Greffier, lors des débats : Mme Lydie SUEUR

ARRET :

- Contradictoire

- par mise à disposition de l'arrêt au greffe de la Cour, les parties en ayant été préalablement avisées dans les conditions prévues au deuxième alinéa de l'article 450 du code de procédure civile.

- signé par M. Jacques BICHARD, président et par Lydie SUEUR, greffier.

*****

Le 12 octobre 1979 les époux [W] et les époux [I] ont acquis conjointement et solidairement un terrain constituant le lot [Cadastre 1] dans un domaine situé à [Localité 4] dont le cahier des charges prévoyait une distance minimum de constructions aux limites des lots de 5 mètres. Un litige est né entre les deux couples, les époux [I] reprochant aux époux [W] d'avoir accolé leur maison à la leur. Le 3 mai 2004 un arrêté préfectoral a modifié le règlement du lotissement en remplaçant le lot [Cadastre 1] par deux lots distincts et la requête en annulation de cet arrêté déposée par les époux [I] a été déclarée irrecevable par une décision confirmative de la cour administrative d'appel de Marseille dont le pourvoi a été rejeté par le Conseil d'Etat le 25 octobre 2010.
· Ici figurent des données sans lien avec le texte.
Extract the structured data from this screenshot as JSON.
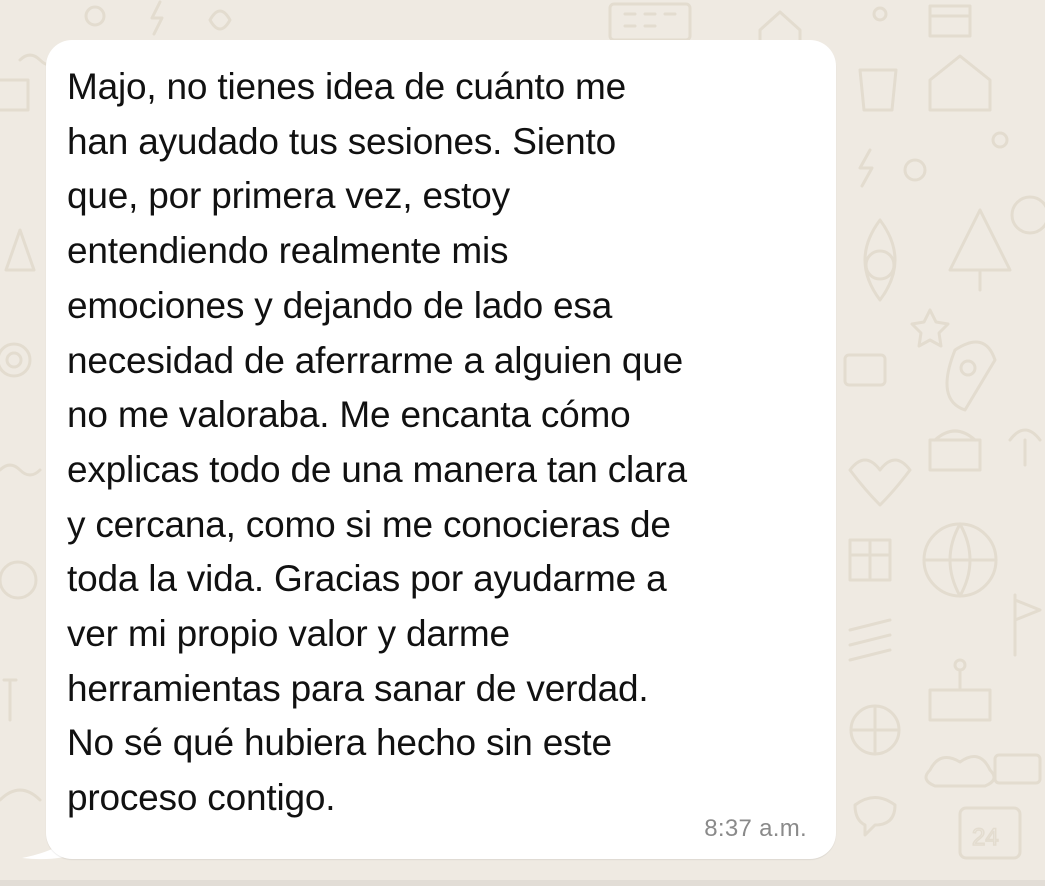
{
  "chat": {
    "message": {
      "text": "Majo, no tienes idea de cuánto me\nhan ayudado tus sesiones. Siento\nque, por primera vez, estoy\nentendiendo realmente mis\nemociones y dejando de lado esa\nnecesidad de aferrarme a alguien que\nno me valoraba. Me encanta cómo\nexplicas todo de una manera tan clara\ny cercana, como si me conocieras de\ntoda la vida. Gracias por ayudarme a\nver mi propio valor y darme\nherramientas para sanar de verdad.\nNo sé qué hubiera hecho sin este\nproceso contigo.",
      "timestamp": "8:37 a.m.",
      "direction": "incoming"
    },
    "wallpaper": {
      "style": "doodle-pattern",
      "background_color": "#efeae2",
      "doodle_color": "#e3dccf",
      "doodle_number": "24"
    },
    "bubble_color": "#ffffff",
    "text_color": "#111111",
    "timestamp_color": "#8a8a8a"
  }
}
Reprochant à leur avocat, maître [Y], d'avoir notifié tardivement leur requête en annulation de l'arrêté du 3 mai 2004 au préfet [Localité 5] et aux époux [W], ce qui leur aurait fait perdre le bénéfice de leur droit de préemption lié à leur statut initial d'indivisaires du lot [Cadastre 1] à la suite de la manifestation par les époux [W] de leur intention de vendre leur part dans l'indivision, Mme [C] [I] dont l'époux [I] [I] est décédé, et ses enfants Mme [L] [I] épouse [D] et M [I] [I] ont assigné leur conseil en responsabilité ainsi que son assureur la société COVEA RISKS pour obtenir l'indemnisation des préjudices suivants :

- 119 687,66 € au titre de la perte de la valeur foncière,

- 40 000 € au titre du trouble de jouissance,

- 20 000 € au titre du préjudice moral,

- 12 227 € en remboursement des frais de justice,

- 10 000 € en application de l'article 700 du code de procédure civile.
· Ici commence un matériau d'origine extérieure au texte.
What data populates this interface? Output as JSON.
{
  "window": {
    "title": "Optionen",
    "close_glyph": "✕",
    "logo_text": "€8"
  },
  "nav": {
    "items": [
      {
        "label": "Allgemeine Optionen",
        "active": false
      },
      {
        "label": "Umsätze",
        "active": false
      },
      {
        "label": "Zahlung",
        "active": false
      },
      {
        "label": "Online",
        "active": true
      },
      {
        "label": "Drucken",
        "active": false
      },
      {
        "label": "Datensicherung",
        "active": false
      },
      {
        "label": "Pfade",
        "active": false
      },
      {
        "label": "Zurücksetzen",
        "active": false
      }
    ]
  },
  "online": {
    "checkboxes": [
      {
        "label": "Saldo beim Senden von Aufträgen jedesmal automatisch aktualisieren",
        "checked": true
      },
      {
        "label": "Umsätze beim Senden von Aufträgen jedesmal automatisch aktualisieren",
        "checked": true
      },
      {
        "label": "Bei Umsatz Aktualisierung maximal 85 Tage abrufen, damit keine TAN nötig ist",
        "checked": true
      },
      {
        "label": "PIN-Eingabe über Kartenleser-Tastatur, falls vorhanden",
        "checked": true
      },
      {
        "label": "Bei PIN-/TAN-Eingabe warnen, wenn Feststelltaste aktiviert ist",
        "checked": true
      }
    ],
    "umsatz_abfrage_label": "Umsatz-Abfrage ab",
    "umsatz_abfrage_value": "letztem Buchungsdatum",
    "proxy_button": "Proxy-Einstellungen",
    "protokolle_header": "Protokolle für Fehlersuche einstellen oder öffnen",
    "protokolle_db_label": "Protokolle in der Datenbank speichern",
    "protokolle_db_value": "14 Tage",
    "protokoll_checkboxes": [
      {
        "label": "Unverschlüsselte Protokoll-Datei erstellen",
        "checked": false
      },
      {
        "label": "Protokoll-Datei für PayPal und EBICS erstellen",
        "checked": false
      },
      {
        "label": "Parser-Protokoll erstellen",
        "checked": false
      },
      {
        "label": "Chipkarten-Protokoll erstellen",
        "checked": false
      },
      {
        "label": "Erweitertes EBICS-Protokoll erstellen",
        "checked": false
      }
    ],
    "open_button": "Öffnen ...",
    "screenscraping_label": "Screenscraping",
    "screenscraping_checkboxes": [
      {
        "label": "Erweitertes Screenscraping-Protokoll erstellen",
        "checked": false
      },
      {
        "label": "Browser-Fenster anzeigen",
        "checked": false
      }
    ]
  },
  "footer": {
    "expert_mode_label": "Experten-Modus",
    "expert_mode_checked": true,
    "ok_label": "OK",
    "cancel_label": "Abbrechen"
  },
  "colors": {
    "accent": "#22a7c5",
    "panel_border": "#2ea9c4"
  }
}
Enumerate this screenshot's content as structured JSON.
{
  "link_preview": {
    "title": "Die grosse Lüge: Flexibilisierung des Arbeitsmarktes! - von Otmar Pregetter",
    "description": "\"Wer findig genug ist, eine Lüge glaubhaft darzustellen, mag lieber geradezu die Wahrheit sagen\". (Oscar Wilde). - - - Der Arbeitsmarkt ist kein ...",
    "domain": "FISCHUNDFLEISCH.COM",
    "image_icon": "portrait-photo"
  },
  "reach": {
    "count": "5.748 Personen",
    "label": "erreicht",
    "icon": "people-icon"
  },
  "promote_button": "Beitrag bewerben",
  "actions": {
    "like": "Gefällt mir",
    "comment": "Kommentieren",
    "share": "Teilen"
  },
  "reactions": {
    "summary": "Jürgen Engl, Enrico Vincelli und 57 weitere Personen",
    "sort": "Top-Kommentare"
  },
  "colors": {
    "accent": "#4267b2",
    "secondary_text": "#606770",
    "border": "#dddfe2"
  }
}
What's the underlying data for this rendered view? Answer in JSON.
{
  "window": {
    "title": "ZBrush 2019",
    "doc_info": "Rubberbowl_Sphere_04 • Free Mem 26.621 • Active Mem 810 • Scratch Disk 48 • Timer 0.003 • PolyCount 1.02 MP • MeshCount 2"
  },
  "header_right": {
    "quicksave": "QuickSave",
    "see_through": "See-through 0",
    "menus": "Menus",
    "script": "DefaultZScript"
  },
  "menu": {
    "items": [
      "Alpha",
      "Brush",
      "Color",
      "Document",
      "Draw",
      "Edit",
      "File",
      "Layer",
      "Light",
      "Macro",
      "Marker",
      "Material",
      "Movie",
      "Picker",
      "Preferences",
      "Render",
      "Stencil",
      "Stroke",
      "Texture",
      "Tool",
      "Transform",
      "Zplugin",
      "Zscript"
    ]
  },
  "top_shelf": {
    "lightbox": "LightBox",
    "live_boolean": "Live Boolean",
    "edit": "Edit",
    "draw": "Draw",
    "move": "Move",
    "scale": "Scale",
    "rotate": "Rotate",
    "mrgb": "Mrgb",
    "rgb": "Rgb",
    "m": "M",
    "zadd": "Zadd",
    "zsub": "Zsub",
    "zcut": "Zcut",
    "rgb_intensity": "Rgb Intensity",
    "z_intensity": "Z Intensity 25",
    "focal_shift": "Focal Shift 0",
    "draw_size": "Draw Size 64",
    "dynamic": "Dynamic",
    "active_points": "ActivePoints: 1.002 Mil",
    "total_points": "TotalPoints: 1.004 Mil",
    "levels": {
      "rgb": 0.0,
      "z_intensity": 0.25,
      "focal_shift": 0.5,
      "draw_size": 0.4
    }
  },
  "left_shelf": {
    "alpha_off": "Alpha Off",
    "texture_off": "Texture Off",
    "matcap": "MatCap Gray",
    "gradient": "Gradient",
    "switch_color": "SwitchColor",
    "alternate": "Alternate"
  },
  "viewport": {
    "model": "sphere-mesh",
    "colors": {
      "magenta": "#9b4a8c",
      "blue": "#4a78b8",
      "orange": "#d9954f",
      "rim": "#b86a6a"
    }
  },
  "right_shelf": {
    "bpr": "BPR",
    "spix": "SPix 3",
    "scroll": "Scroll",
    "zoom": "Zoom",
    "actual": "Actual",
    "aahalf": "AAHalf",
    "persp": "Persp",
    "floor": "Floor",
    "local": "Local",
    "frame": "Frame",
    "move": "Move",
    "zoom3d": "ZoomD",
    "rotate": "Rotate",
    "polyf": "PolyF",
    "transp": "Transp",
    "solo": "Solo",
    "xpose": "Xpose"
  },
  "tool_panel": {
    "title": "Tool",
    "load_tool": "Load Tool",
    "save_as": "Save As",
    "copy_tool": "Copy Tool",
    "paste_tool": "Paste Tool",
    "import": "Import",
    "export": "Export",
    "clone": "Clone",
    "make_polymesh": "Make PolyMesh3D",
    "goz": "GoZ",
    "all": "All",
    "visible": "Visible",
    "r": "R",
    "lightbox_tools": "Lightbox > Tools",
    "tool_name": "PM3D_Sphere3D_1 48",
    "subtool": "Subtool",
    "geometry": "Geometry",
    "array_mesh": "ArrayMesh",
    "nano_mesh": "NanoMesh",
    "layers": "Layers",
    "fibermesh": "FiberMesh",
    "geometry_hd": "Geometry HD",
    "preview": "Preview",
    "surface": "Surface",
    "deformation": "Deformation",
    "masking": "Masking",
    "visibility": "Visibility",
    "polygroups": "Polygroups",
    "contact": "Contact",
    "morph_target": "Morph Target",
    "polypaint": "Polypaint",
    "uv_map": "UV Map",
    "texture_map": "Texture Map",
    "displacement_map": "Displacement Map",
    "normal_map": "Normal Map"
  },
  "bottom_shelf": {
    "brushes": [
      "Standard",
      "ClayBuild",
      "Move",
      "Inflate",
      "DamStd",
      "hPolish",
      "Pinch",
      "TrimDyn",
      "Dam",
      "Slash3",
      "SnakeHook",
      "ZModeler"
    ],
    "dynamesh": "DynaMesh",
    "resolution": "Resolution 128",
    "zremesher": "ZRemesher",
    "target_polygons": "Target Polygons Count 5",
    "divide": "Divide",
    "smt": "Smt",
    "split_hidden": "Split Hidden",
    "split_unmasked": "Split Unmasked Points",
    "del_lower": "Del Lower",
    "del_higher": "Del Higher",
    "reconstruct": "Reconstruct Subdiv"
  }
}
Par jugement du 22 janvier 2014 le tribunal de grande instance de Paris a retenu la faute de maître [Y] pour ne pas avoir procédé aux notifications prescrites à peine d'irrecevabilité par les dispositions du code de l'urbanisme dans le délai de 15 jours applicable à l'arrêté du préfet [Localité 5], a rejeté les demandes en indemnisation au titre de la dépréciation du bien, du trouble de jouissance et du préjudice moral et a condamné l'avocat et son assureur la société COVEA RISKS à verser aux consorts [I] la somme de 1 900 € au titre des frais de justice ainsi que la somme de 2 000 € en application de l'article 700 du code de procédure civile, condamnant l'avocat et son assureur aux dépens.
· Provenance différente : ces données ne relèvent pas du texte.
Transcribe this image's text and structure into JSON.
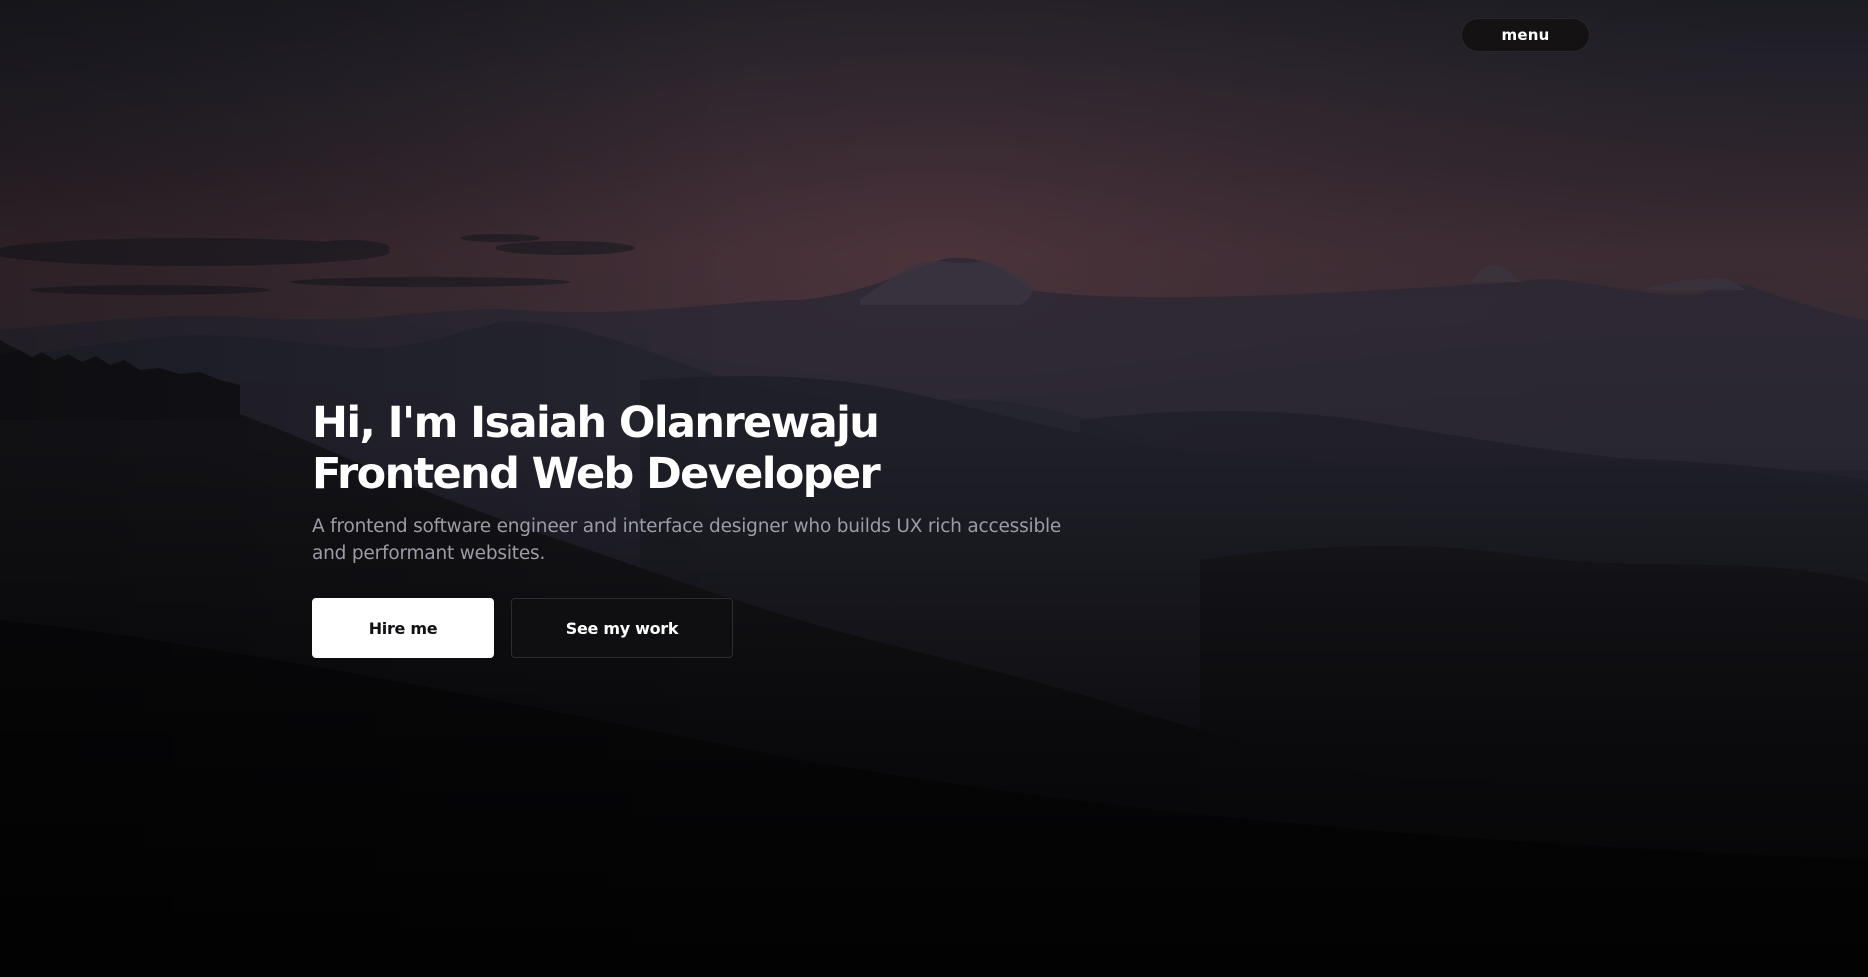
{
  "header": {
    "menu_label": "menu"
  },
  "hero": {
    "title_line1": "Hi, I'm Isaiah Olanrewaju",
    "title_line2": "Frontend Web Developer",
    "description": "A frontend software engineer and interface designer who builds UX rich accessible and performant websites.",
    "primary_button": "Hire me",
    "secondary_button": "See my work"
  },
  "colors": {
    "sky_top": "#1f1e26",
    "sky_glow": "#4b3238",
    "ground": "#09090b",
    "primary_button_bg": "#ffffff",
    "secondary_button_bg": "#0f0f12",
    "menu_bg": "#151214",
    "description_text": "#9c9ca6"
  }
}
Les consorts [I] ont interjeté appel de cette décision et dans leurs conclusions notifiées par RPVA le 3 octobre 2015 ils demandent à la cour de réformer le jugement en ce qu'il a limité l'indemnisation de leur préjudice à la somme de 1 900 € et de condamner in solidum maître [Y] et son assureur la société COVEA RISKS à leur verser les sommes de :

- 119 687,66 € au titre de la perte de la valeur foncière,

- 55 000 € au titre du trouble de jouissance, sauf à parfaire,

- 20 000 € au titre du préjudice moral, sauf à parfaire,

- 12 629,13 € en remboursement des frais de justice, hors dépens et frais exposés dans le cadre de la présente procédure, le tout assorti des intérêts depuis l'assignation du 17 avril 2012 et leur capitalisation,

- 10 000 € en application de l'article 700 du code de procédure civile.

Dans leurs conclusions notifiées le 28 janvier 2016 M [Y] et les MMA IARD venant aux droits de la société COVEA RISKS demandent à la cour de déclarer irrecevable et mal fondé l'appel des consorts [I], de donner acte à maître [Y] de ce qu'il n'entend pas remettre en cause le jugement déféré à la cour bien qu'il ait de justes motifs à contester la faute qui lui est reprochée, de confirmer le jugement et de condamner in solidum les consorts [I] à lui verser la somme de 10 000 € au titre de l'article 700 du code de procédure civile ainsi qu'aux dépens qui seront recouvrés conformément aux dispositions de l'article 699 du code de procédure civile.

MOTIFS DE LA DECISION :

Maître [Y] et son assureur n'ayant pas formé appel incident et concluant à la confirmation du jugement qui a retenu la faute de l'avocat pour ne pas avoir notifié dans le délai son recours contre l'arrêté préfectoral du 3 mai 2004, il n'y a pas lieu en cause d'appel de statuer sur la faute de l'avocat qui n'est pas contestée, l'appel étant limité à l'évaluation du préjudice en lien avec la faute retenue par le tribunal.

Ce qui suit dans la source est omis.